Saturday, May 3: Mississippi Mud
WHY WON’T JOHNNY READ?
by John M. Floyd
A pro-literacy phrase that I remember from my childhood was one I never liked, back then. It popped up a lot, in everything from magazines to newscasts: Why can’t Johnny read? I of course didn’t like the question because everyone called me Johnny as a kid, and by jiminy, I could read.
These days the phrase is no longer as applicable, I suppose, since most Johnnys can read, but there’s arguably a bigger problem now: many of them don’t want to. And it’s not just Johnny– it’s his whole family.
My non-reader friends don’t seem to understand my concern. They say they don’t dislike reading; some say they even enjoy it now and then. It’s just that they “don’t have the time.” Well, excuse me, but I don’t think that holds water. If they have time to watch a TV program (and I hesitate to imagine which ones they do watch), then they have time to read. Besides that, if they really enjoyed it, they would make the time. I don’t get upset about it anymore, but I do feel a little sorry for them. They don’t realize what they’re missing.
Let me admit here that I have no statistics for all this. Maybe non-readers aren’t as big a group as I suspect they are. But I’ve spent a lot of time in bookstores these past few years, both as a signer and as a customer, and when I watch the area just outside a mall bookstore, the vast majority of passersby … pass by. Only a small percentage stop and come inside. (Many of those who do enter the store go straight to the cookbook section or to the racing magazines and never look at anything else, but don’t get me started on that.) Some passersby– especially young people– even seem to move over to the other side of the walkway until they’re clear, as if the store contained Kryptonite instead of books. I have a feeling you wouldn’t see the same phenomenon outside a store that sells music or videos.

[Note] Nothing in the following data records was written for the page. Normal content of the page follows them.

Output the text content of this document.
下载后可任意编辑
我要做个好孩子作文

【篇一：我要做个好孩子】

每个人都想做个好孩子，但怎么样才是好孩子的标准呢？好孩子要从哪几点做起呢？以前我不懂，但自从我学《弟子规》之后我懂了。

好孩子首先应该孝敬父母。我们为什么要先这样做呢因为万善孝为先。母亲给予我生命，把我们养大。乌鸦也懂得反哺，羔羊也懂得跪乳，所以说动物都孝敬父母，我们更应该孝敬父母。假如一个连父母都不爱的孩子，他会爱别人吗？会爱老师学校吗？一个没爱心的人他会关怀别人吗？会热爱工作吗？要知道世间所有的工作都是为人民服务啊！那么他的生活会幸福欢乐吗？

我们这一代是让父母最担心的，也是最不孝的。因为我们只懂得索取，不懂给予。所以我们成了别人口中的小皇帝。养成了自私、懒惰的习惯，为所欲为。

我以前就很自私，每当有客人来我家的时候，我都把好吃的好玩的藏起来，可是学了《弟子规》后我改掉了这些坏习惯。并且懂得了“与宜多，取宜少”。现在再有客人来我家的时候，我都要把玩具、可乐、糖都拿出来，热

Again, I realize these observations are unscientific, and don’t even include libraries or standalone bookstores, where you don’t easily notice how many people pass them by. But assuming for a minute that my suspicions are valid, why is this happening? Why doesn’t a larger chunk of our population enjoy books, and reading?

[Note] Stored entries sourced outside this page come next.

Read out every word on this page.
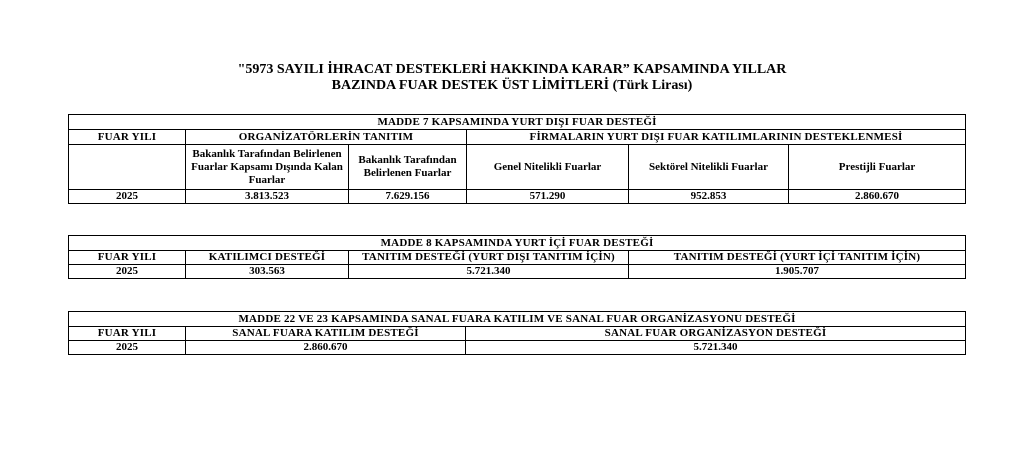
"5973 SAYILI İHRACAT DESTEKLERİ HAKKINDA KARAR” KAPSAMINDA YILLAR
BAZINDA FUAR DESTEK ÜST LİMİTLERİ (Türk Lirası)
MADDE 7 KAPSAMINDA YURT DIŞI FUAR DESTEĞİ					
FUAR YILI	ORGANİZATÖRLERİN TANITIM		FİRMALARIN YURT DIŞI FUAR KATILIMLARININ DESTEKLENMESİ		
	Bakanlık Tarafından Belirlenen Fuarlar Kapsamı Dışında Kalan Fuarlar	Bakanlık Tarafından Belirlenen Fuarlar	Genel Nitelikli Fuarlar	Sektörel Nitelikli Fuarlar	Prestijli Fuarlar
2025	3.813.523	7.629.156	571.290	952.853	2.860.670
MADDE 8 KAPSAMINDA YURT İÇİ FUAR DESTEĞİ			
FUAR YILI	KATILIMCI DESTEĞİ	TANITIM DESTEĞİ (YURT DIŞI TANITIM İÇİN)	TANITIM DESTEĞİ (YURT İÇİ TANITIM İÇİN)
2025	303.563	5.721.340	1.905.707
MADDE 22 VE 23 KAPSAMINDA SANAL FUARA KATILIM VE SANAL FUAR ORGANİZASYONU DESTEĞİ		
FUAR YILI	SANAL FUARA KATILIM DESTEĞİ	SANAL FUAR ORGANİZASYON DESTEĞİ
2025	2.860.670	5.721.340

All of us know the standard answer: We have more activities and gadgets competing for our time lately, certainly more than ever before. (And I’m as guilty as anyone, there. I’m not only a movie fanatic, I love music and even some TV shows: “Lost”, “24”, “The Sopranos”, a few others.) More serious than our alternative entertainment sources, though, is the fact that fewer parents are reading to their kids these days, and I swear some of the books I’ve seen on schoolchildren’s reading lists are enough to turn them against fiction rather than encourage them. Bottom line is, fewer kids are being exposed to good reading. J.K. Rowling has done much to turn the tide, but she can’t do it all by herself.
So what can we do to help? Well, as obvious and trivial as it sounds, we as writers can try to create tales that are interesting and worthwhile, and as readers and parents and teachers we can support libraries and book groups, and point others– especially youngsters– to stories we’ve enjoyed as well as stories we’ve not yet read. And, of course, all of us can switch off our electronic gadgets a little more often.